Metro

NJ Gov. comes out in support of Obama tax deal

New Jersey’s Republican Governor Chris Christie came out in support of the tax compromise reached by President Barack Obama and congressional Republicans that passed the Senate Wednesday afternoon in an 81-19 vote.

“Governor Christie supports President Obama and Congressional Republicans’ compromise which ensures that during this difficult economic time no American is subject to a tax increase on January 1st,” Christie spokeswoman Maria Comella told NewsCore in a statement.

“However, if Nancy Pelosi and other Democratic lawmakers use this opportunity to insert additional, out of control spending measures, Governor Christie will oppose any bill amended in that way,” it continued.

The House of Representatives is expected to take up the measure passed by the Senate this week.

Christie’s support for the $858 billion compromise — which extends all the 2001 and 2003 tax cuts enacted by former President George W. Bush for two years and extends unemployment insurance for two million out-of-work Americans for 13 months – firmly puts him on record on an issue that is sure to dominate debate in the early stages of the 2012 Republican nominating process.

Christie, 48, a former federal prosecutor before becoming N.J. governor in January 2010, has consistently ruled out speculation that he may run for president in 2012, telling reporters in Trenton back in November that “short of suicide, I don’t really know what I’d have to do to convince you people that I’m not running.”

Nevertheless, Christie — beloved by conservatives for his budget-cutting measures and high-profile battles with teachers’ unions in the Garden state – has regularly showed up in the low single digits in GOP 2012 polling behind more established frontrunners like former Massachusetts Gov. Mitt Romney, former Arkansas Gov. Mike Huckabee and former Alaska Gov. Sarah Palin.

Christie’s support for the compromise puts him clearly on one side of the issue and in stark contrast to other potential 2012 candidates.

Romney, considered by most to be the Republican frontrunner at this early stage, came out against the compromise in a USA Today op-ed on Tuesday headlined “Tax deal, bad deal.”

Palin also appears to be against the deal, though she is yet to take a definitive public stance on the issue. “Obviously Obama is so very, very wrong on the economy & spins GOP tax cut goals; so fiscal conservatives: we expect you to fight for us,” she said in a tweet last week.

Meanwhile, Huckabee, former House Speaker Newt Gingrich, South Dakota Republican Sen. John Thune and Minnesota Gov. Tim Pawlenty have all come out in support of the deal.

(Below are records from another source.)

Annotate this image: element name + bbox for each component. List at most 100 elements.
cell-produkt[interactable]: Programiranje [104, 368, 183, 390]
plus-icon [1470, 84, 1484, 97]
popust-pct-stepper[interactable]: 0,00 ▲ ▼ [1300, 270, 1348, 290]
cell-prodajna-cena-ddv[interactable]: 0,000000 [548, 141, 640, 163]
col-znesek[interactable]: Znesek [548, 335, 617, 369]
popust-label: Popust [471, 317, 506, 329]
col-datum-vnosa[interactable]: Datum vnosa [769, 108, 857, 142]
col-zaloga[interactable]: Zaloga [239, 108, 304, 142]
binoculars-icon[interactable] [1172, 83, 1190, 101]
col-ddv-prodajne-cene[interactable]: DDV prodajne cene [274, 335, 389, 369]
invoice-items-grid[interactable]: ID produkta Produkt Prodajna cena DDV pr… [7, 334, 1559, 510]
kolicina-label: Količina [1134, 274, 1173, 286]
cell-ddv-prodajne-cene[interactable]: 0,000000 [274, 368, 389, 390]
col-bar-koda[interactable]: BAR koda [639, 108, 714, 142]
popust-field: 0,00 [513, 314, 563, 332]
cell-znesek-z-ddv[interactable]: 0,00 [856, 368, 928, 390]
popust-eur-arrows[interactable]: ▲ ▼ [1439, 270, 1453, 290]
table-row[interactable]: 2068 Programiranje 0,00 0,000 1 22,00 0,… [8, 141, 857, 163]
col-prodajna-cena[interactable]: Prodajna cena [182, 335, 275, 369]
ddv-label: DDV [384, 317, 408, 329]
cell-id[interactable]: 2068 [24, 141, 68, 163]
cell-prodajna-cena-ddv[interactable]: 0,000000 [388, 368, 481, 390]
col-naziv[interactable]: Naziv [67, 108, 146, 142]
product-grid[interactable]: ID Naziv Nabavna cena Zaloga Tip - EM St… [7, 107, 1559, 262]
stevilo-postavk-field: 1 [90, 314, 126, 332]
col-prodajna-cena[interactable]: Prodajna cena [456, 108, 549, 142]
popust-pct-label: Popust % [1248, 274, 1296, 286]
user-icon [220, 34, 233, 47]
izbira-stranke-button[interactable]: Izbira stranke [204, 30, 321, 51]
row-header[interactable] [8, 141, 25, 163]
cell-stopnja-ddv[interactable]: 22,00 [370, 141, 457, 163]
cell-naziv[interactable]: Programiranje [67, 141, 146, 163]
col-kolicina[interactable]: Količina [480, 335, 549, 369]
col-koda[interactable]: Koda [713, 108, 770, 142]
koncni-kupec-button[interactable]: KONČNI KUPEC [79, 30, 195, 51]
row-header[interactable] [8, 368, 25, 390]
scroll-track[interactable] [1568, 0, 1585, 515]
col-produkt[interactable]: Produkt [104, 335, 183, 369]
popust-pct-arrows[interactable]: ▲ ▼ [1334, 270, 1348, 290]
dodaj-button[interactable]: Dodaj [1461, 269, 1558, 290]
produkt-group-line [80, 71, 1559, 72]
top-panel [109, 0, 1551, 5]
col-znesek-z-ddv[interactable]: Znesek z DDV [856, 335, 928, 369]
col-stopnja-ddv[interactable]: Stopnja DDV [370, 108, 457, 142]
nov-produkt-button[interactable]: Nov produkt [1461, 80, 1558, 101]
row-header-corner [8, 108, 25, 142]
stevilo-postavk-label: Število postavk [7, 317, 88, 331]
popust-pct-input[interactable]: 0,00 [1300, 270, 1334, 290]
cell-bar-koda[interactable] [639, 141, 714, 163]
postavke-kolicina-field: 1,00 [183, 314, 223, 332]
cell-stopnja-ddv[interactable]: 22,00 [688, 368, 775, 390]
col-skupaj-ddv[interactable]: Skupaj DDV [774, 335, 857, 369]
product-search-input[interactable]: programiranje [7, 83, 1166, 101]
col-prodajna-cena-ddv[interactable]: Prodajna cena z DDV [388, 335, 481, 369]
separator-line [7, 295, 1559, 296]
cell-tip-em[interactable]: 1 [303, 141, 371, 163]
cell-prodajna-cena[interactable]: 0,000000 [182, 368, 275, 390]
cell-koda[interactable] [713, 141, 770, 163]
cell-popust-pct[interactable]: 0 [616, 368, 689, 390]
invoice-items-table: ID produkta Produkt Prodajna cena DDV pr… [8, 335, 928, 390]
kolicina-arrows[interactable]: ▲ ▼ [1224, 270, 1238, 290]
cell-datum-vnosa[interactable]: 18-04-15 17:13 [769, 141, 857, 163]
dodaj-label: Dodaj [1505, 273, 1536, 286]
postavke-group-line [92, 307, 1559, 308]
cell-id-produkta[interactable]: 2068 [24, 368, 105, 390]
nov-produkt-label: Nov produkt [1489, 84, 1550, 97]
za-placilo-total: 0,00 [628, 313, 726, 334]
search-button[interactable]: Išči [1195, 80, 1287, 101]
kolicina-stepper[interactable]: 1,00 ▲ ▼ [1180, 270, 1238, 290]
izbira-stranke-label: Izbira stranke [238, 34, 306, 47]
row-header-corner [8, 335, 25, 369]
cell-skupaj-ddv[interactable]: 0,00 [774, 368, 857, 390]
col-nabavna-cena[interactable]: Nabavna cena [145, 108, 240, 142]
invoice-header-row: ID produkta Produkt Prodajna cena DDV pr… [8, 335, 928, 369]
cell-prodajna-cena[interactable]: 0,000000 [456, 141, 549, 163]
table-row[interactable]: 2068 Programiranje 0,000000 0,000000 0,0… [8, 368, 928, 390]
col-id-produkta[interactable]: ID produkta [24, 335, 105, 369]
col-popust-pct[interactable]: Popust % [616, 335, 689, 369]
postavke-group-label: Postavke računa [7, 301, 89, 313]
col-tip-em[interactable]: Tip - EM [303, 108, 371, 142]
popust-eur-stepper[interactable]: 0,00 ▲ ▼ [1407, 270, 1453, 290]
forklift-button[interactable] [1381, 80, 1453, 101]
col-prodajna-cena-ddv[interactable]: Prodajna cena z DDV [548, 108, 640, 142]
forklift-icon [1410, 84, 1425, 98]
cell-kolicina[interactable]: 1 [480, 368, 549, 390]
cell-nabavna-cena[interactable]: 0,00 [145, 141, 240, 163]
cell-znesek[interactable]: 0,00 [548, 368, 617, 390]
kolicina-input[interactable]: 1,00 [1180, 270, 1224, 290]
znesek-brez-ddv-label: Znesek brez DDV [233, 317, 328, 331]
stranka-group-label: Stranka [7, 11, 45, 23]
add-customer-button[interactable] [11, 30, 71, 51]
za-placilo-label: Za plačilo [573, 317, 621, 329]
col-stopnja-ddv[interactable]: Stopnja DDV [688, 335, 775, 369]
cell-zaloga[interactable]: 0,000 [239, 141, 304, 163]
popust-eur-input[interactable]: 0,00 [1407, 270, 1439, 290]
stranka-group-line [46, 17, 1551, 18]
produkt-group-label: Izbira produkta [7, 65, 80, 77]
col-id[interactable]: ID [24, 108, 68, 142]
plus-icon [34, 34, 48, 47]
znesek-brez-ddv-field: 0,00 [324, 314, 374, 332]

“It’s easy to stand on the sidelines and criticize this proposal,” Thune said in a thinly veiled shot at Romney and others during a speech on the Senate floor Tuesday. “And it’s perhaps even politically expedient to stand on the sidelines and criticize this proposal,” he added.

Christie was a popular draw on the 2010 campaign trail, campaigning in multiple states for Republican candidates ahead of November’s midterm elections.

He was also the surprise winner of the Virginia Tea Party Patriots 2012 presidential straw poll in October.